Fourteen government departments or agencies will experience cutbacks in IT spending between 2011 and 2012, according to IDC. Of them, HUD shows the biggest percentage drop. Last year the agency proposed to spend $549.2 million on IT, while in 2012 the department plans to spend $227.5 million less, or $321.7 million, according to IDC.
Other agencies with significant decreases in IT spending in their 2012 budget proposals include the Department of Education, with a 38.2% drop from $1.1 billion last year to $655.4 million in 2012; the Office of Personal Management, with a 30% decrease from $94.7 million last year to $66.3 million in 2012; the National Archives, with a 25.4% drop from $157.1 million last year to $117.2 million in 2012; and the Small Business Administration, with an 18.6% drop in IT spending, from $130.2 million last year to $106 million in 2012.
That said, the Department of Education might not see so substantial a reduction in IT spending, as IDC analysts expect the cut to be re-evaluated by the Obama administration this month, according to the report.

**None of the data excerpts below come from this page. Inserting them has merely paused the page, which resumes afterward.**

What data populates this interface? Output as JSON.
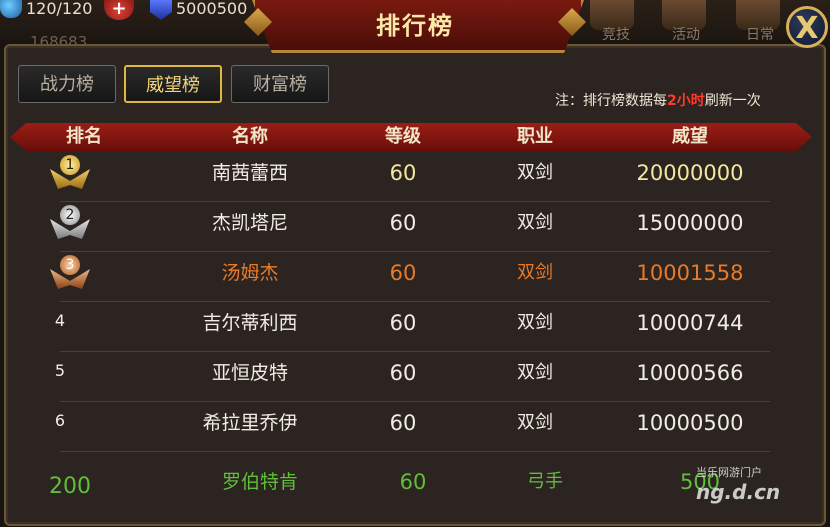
{
  "hud": {
    "energy": "120/120",
    "plus": "+",
    "gold": "5000500",
    "power": "168683",
    "right_labels": [
      "竞技",
      "活动",
      "日常"
    ]
  },
  "panel": {
    "title": "排行榜",
    "close": "X"
  },
  "tabs": [
    {
      "label": "战力榜",
      "active": false
    },
    {
      "label": "威望榜",
      "active": true
    },
    {
      "label": "财富榜",
      "active": false
    }
  ],
  "note": {
    "prefix": "注：排行榜数据每",
    "highlight": "2小时",
    "suffix": "刷新一次"
  },
  "columns": [
    "排名",
    "名称",
    "等级",
    "职业",
    "威望"
  ],
  "rows": [
    {
      "rank": "1",
      "name": "南茜蕾西",
      "level": "60",
      "job": "双剑",
      "prestige": "20000000",
      "medal": "gold"
    },
    {
      "rank": "2",
      "name": "杰凯塔尼",
      "level": "60",
      "job": "双剑",
      "prestige": "15000000",
      "medal": "silver"
    },
    {
      "rank": "3",
      "name": "汤姆杰",
      "level": "60",
      "job": "双剑",
      "prestige": "10001558",
      "medal": "bronze"
    },
    {
      "rank": "4",
      "name": "吉尔蒂利西",
      "level": "60",
      "job": "双剑",
      "prestige": "10000744"
    },
    {
      "rank": "5",
      "name": "亚恒皮特",
      "level": "60",
      "job": "双剑",
      "prestige": "10000566"
    },
    {
      "rank": "6",
      "name": "希拉里乔伊",
      "level": "60",
      "job": "双剑",
      "prestige": "10000500"
    }
  ],
  "self": {
    "rank": "200",
    "name": "罗伯特肯",
    "level": "60",
    "job": "弓手",
    "prestige": "500"
  },
  "watermark": {
    "small": "当乐网游门户",
    "big": "ng.d.cn"
  },
  "colors": {
    "accent": "#e0b840",
    "ribbon": "#9a1e16",
    "self_green": "#5fbf3a",
    "third_orange": "#e87a2a"
  }
}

Overall, potential budget cuts in 2012 could reach $54 billion, a number that includes the termination or cutting back of "discretionary programs deemed of minor importance to the agencies' missions," according to IDC. Those include 110 program investments 14 agencies have made in science, technology, engineering, and mathematics, according to IDC. Additionally, more than 100 youth-related programs could be cut across 13 agencies, the research firm said.

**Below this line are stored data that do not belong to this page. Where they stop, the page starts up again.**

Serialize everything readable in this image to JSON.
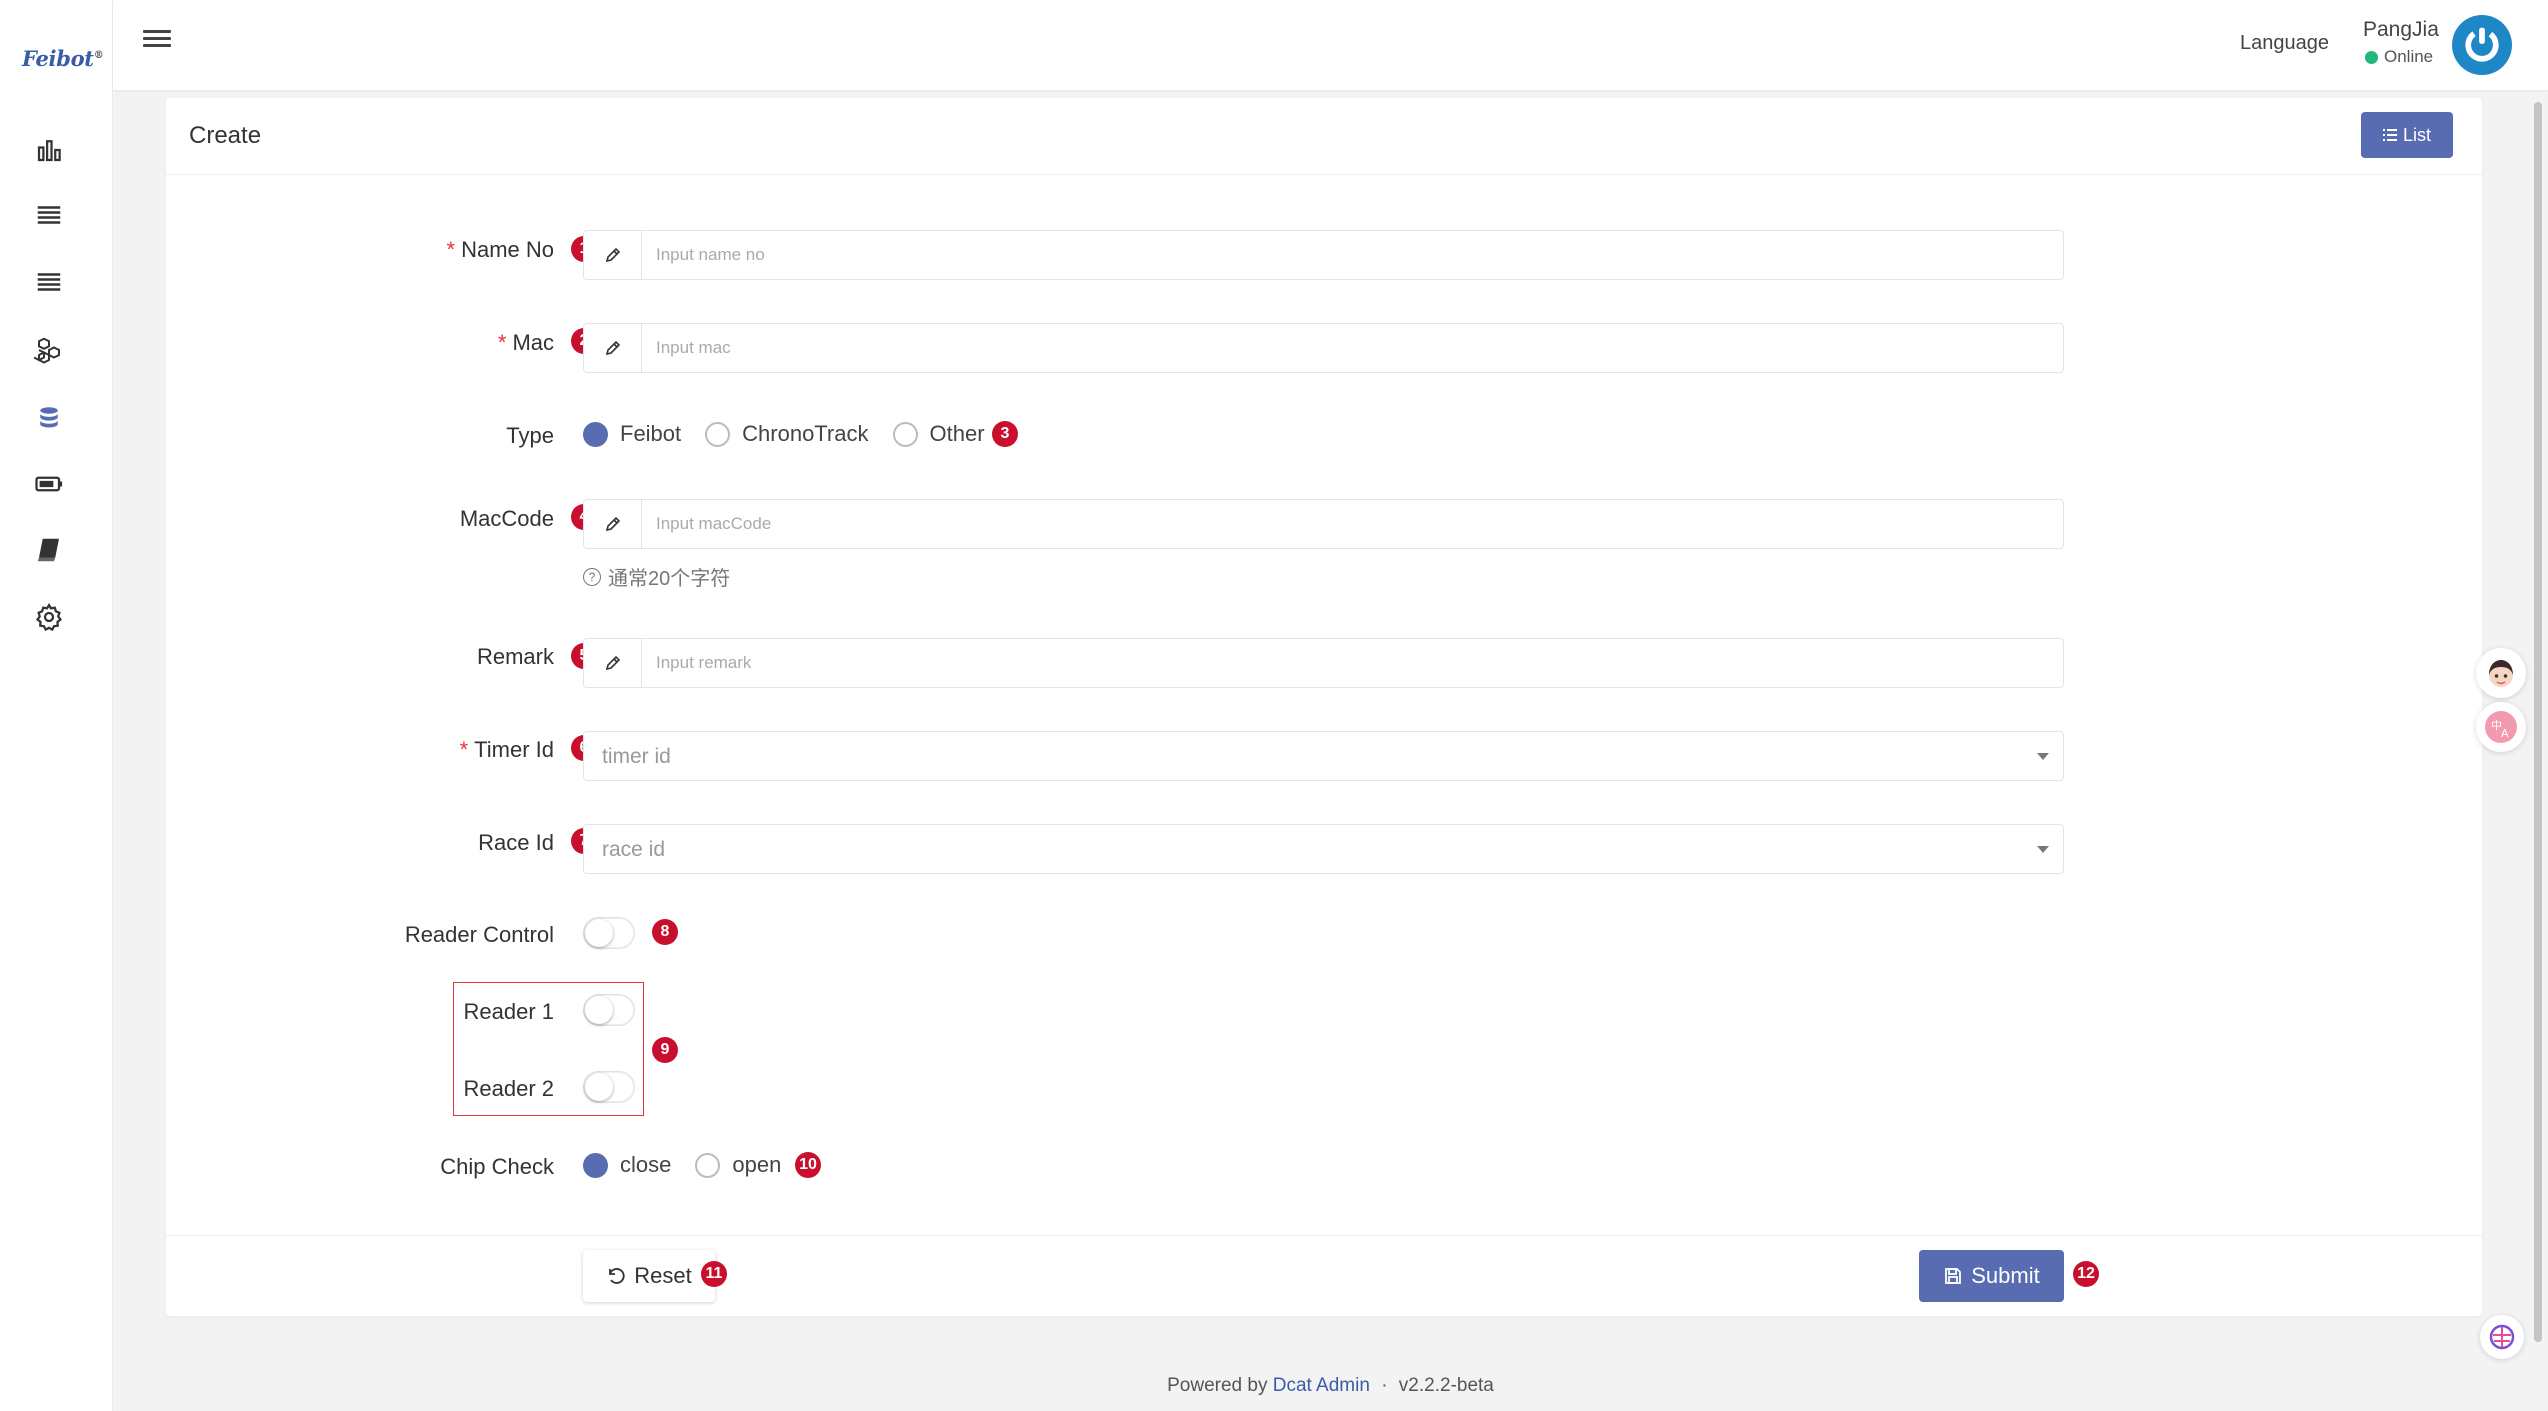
{
  "app": {
    "logo_text": "Feibot",
    "logo_mark": "®",
    "language_label": "Language",
    "user_name": "PangJia",
    "user_status": "Online"
  },
  "sidebar": {
    "icons": [
      "bar-chart-icon",
      "list-icon",
      "list-icon",
      "cubes-icon",
      "database-icon",
      "battery-icon",
      "book-icon",
      "gear-icon"
    ],
    "active_index": 4
  },
  "card": {
    "title": "Create",
    "list_button": "List"
  },
  "form": {
    "name_no": {
      "label": "Name No",
      "placeholder": "Input name no",
      "required": true,
      "badge": "1"
    },
    "mac": {
      "label": "Mac",
      "placeholder": "Input mac",
      "required": true,
      "badge": "2"
    },
    "type": {
      "label": "Type",
      "options": [
        "Feibot",
        "ChronoTrack",
        "Other"
      ],
      "selected": "Feibot",
      "badge": "3"
    },
    "mac_code": {
      "label": "MacCode",
      "placeholder": "Input macCode",
      "help": "通常20个字符",
      "badge": "4"
    },
    "remark": {
      "label": "Remark",
      "placeholder": "Input remark",
      "badge": "5"
    },
    "timer_id": {
      "label": "Timer Id",
      "placeholder": "timer id",
      "required": true,
      "badge": "6"
    },
    "race_id": {
      "label": "Race Id",
      "placeholder": "race id",
      "badge": "7"
    },
    "reader_control": {
      "label": "Reader Control",
      "on": false,
      "badge": "8"
    },
    "reader_1": {
      "label": "Reader 1",
      "on": false
    },
    "reader_2": {
      "label": "Reader 2",
      "on": false
    },
    "readers_badge": "9",
    "chip_check": {
      "label": "Chip Check",
      "options": [
        "close",
        "open"
      ],
      "selected": "close",
      "badge": "10"
    },
    "reset_button": "Reset",
    "reset_badge": "11",
    "submit_button": "Submit",
    "submit_badge": "12"
  },
  "footer": {
    "powered_by": "Powered by",
    "link_text": "Dcat Admin",
    "separator": "·",
    "version": "v2.2.2-beta"
  },
  "colors": {
    "primary": "#586cb1",
    "required": "#e5353b",
    "badge": "#c8102e",
    "online": "#21b978",
    "avatar": "#1e88c7"
  }
}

Even amid cuts, the federal government's estimated proposed IT spending for FY 2012 should grow a modest 0.2% -- or $79.8 billion -- over its estimated FY 2011 spending, according to IDC.

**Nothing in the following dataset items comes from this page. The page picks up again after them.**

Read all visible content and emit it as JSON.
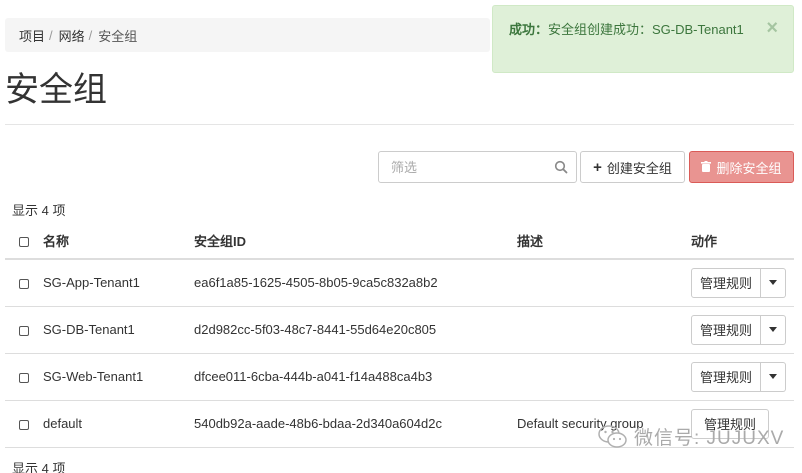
{
  "breadcrumb": {
    "items": [
      "项目",
      "网络"
    ],
    "current": "安全组"
  },
  "alert": {
    "prefix": "成功：",
    "message": "安全组创建成功：SG-DB-Tenant1",
    "close": "×"
  },
  "page": {
    "title": "安全组"
  },
  "toolbar": {
    "search_placeholder": "筛选",
    "create_label": "创建安全组",
    "delete_label": "删除安全组"
  },
  "table": {
    "count_top": "显示 4 项",
    "count_bottom": "显示 4 项",
    "headers": {
      "name": "名称",
      "id": "安全组ID",
      "desc": "描述",
      "actions": "动作"
    },
    "rows": [
      {
        "name": "SG-App-Tenant1",
        "id": "ea6f1a85-1625-4505-8b05-9ca5c832a8b2",
        "desc": "",
        "action": "管理规则"
      },
      {
        "name": "SG-DB-Tenant1",
        "id": "d2d982cc-5f03-48c7-8441-55d64e20c805",
        "desc": "",
        "action": "管理规则"
      },
      {
        "name": "SG-Web-Tenant1",
        "id": "dfcee011-6cba-444b-a041-f14a488ca4b3",
        "desc": "",
        "action": "管理规则"
      },
      {
        "name": "default",
        "id": "540db92a-aade-48b6-bdaa-2d340a604d2c",
        "desc": "Default security group",
        "action": "管理规则"
      }
    ]
  },
  "watermark": {
    "text": "微信号: JUJUXV"
  }
}
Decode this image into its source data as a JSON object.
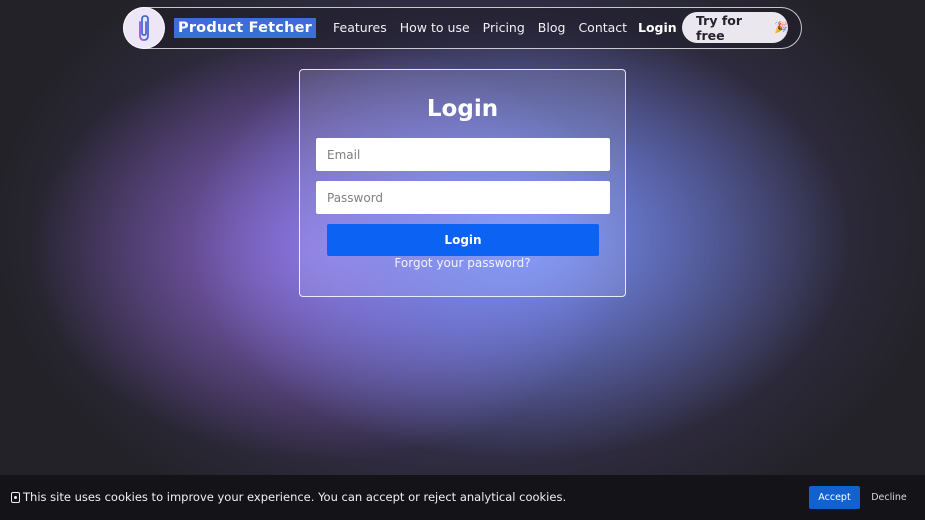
{
  "navbar": {
    "logo_icon": "paperclip-icon",
    "brand": "Product Fetcher",
    "links": [
      "Features",
      "How to use",
      "Pricing",
      "Blog",
      "Contact"
    ],
    "login": "Login",
    "cta": "Try for free",
    "cta_icon": "party-popper-icon"
  },
  "login_card": {
    "title": "Login",
    "email_placeholder": "Email",
    "password_placeholder": "Password",
    "submit_label": "Login",
    "forgot_link": "Forgot your password?",
    "button_color": "#0c62f2"
  },
  "cookie_banner": {
    "icon": "cookie-icon",
    "text": "This site uses cookies to improve your experience. You can accept or reject analytical cookies.",
    "accept": "Accept",
    "decline": "Decline",
    "accept_color": "#1261cc"
  }
}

Some agencies hope to increase their IT investment. The State Department, the National Science Foundation (NSF), and the Department of Transportation (DoT) all propose double-digit growth in IT investment in fiscal 2012.
The State Department proposes to increase its investment in IT by 13.3% to $1.4 billion in 2012 from $1.25 billion in last year's budget; the NSF expects to boost its IT investment 12% to 100.6 million in 2012 from $89.8 million last year; and the DoT is seeking an 11.1% increase in IT spending to $3.72 billion in 2012 from $3.35 billion last year.
Nine other agencies that expect to grow their IT investment in fiscal 2012 include the Army Corps of Engineers, the Department of Labor, Department of Agriculture, and the Department of Health and Human Services. One agency, the Office of Management and Budget, expects no change to its IT investment in 2012.
There was some other good news for IT investment in the report. The fiscal 2012 budget includes $18 billion in federal funds to connect 98% of the U.S. population to broadband Internet through the use of smartphones and tablet devices over the next five years.